When Ariadne says no, there is the force of hurricanes behind it. Arthur studies the floor, shame hot beneath his crisp collar as he waits in the eye of her storm. Her eyes are incredulous in ways they haven't been in two years. He can't calculate if it's because he arrived at her home unannounced or because Dom had the gall to send for her this way. "Why not speak for yourself, John?" He presses his lips together between his teeth.
"Do you have any idea how much therapy I've had to pay for after everything we went through?" she asks, pointing out, out to the bright, frigid November sky. "How many nights I've spent fighting off my subconscious? It knows how to kill me now!" Her voice strains like a tightrope as her words gallop across. "I taught it how to kill me."
Arthur raises himself from where he'd slumped in her sparse apartment.
"He thinks you're wasting yourself at the Sorbonne," he says low. It's lower than an insult. It's a miscalculation of the very fabric of her being.
Ariadne's expression reflects the absurd with a sharp clarity that makes him blush to even be the messenger, her hand frozen beside a vase of white gladiolus.
"Do you have any idea how hard—!" she can't even finish, her rage having reached it's peak.
She shakes her head, her red shawl shifting around her shoulders. He realizes he is gazing at her, her golden highlighted brown hair exposing his Achilles. He quickly bends to examine a scuff to his right shoe.
"Listen, Arthur," she says finally, taking in her living room as she walks closer to him. Satisfied with the feng shui, she stops in front of him, posture open, resolute. "I can't do this. As much as I love the ego trip that is working with the dream state, I can't afford – emotionally, psychologically, spiritually, financially – to let Cobb walk around in my brain again."
Arthur nods as she lists the things she wants to protect.
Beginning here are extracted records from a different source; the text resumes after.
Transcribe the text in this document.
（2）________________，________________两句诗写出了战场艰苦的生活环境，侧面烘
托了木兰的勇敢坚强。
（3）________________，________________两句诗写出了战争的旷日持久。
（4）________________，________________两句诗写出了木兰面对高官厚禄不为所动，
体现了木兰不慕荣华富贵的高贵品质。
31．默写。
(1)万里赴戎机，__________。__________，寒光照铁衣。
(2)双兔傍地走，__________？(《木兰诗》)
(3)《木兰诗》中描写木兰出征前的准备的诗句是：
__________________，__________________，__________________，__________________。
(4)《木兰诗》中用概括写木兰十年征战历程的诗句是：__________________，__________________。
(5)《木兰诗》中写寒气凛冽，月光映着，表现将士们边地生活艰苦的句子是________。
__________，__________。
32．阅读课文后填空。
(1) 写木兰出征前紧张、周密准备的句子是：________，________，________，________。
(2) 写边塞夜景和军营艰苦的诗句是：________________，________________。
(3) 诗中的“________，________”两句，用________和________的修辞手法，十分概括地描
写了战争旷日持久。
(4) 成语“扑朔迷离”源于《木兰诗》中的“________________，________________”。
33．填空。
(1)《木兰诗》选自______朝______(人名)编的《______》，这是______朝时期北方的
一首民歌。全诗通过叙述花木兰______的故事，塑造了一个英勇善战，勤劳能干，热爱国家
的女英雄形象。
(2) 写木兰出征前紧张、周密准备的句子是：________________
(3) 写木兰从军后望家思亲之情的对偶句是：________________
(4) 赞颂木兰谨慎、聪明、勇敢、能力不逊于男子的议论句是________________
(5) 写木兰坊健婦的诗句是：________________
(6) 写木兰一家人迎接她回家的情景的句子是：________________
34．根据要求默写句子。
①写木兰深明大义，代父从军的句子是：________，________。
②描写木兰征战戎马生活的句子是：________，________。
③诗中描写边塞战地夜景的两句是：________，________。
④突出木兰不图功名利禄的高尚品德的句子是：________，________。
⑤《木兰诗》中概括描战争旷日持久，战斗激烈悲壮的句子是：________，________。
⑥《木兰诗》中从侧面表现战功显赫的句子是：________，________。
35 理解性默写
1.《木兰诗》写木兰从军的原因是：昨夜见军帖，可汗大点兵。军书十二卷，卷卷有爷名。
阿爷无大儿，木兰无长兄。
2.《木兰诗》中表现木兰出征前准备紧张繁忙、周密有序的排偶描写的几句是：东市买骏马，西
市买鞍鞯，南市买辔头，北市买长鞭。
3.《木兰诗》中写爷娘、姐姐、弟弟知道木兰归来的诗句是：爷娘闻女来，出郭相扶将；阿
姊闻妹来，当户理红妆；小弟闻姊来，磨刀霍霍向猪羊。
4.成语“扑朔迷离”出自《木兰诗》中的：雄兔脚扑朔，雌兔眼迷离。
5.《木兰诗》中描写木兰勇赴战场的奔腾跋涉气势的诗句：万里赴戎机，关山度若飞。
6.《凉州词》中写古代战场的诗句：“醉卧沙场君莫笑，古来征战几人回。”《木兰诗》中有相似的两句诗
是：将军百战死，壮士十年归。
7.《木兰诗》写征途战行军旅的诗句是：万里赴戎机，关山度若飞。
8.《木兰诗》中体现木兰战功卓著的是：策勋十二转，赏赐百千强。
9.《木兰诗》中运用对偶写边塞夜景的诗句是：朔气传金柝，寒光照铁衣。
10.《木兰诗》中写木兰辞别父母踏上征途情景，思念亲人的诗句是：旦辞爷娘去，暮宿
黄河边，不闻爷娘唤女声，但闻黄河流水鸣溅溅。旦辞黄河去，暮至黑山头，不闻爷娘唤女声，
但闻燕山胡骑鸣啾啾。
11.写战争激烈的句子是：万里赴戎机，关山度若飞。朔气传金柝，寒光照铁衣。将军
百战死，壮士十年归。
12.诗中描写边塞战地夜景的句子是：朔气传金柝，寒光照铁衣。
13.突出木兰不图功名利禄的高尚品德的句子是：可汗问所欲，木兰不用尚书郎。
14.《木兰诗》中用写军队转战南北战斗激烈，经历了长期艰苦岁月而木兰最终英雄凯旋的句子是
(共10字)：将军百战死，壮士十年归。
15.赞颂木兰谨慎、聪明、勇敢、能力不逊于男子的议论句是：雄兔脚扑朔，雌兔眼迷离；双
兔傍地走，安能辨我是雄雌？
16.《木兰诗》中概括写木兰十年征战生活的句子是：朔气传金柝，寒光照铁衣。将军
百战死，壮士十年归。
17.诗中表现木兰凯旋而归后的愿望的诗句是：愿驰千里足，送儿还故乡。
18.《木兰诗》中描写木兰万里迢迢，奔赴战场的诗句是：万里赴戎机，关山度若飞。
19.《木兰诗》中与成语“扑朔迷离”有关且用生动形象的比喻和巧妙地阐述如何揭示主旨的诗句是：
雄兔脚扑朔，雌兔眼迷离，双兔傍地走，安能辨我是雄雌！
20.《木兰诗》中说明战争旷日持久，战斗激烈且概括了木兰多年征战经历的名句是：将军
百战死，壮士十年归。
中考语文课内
"You still see her, don't you," he deducts tacitly.
The way her eyes rush back to his tells him everything he needs to know.
"Last week," she affirms how recent. She touches her stomach and her wrist shakes. Her watch is gold. "Dom may have let her go, but I don't think she's having it. Miles says it doesn't work that way, but it's getting harder to believe him."
He understands.
"She's a hard shape to shake," Arthur offers.
Ariadne's hand still rests on her abdomen.
"She was intoxicating," she practically whispers.
A nearby church bell rings out 3:30 and Arthur shifts to don his overcoat.
"Listen, if you ever need any substance assistance, you know how to get in touch with me," he says, tilting his head toward the understated white card he left on her end table.
Her door is already open, and she offers only a shrug, eyes becoming absent. On impulse, he leans into her space and kisses her cheek, his hands complacent in his coat pockets.
"Thanks for letting me up," he says, smiling.
She rubs his arm.
"Thanks for letting me go." She lifts a brow, her grin wry, momentarily returning to the bold Ariadne he remembers in hails of gunfire.
On the way back to his vehicle, he calls Dom on a burner. Predictably, it goes to voicemail. Message delivered, he crushes the cell under his heel, and merges with the shadows in the parking garage.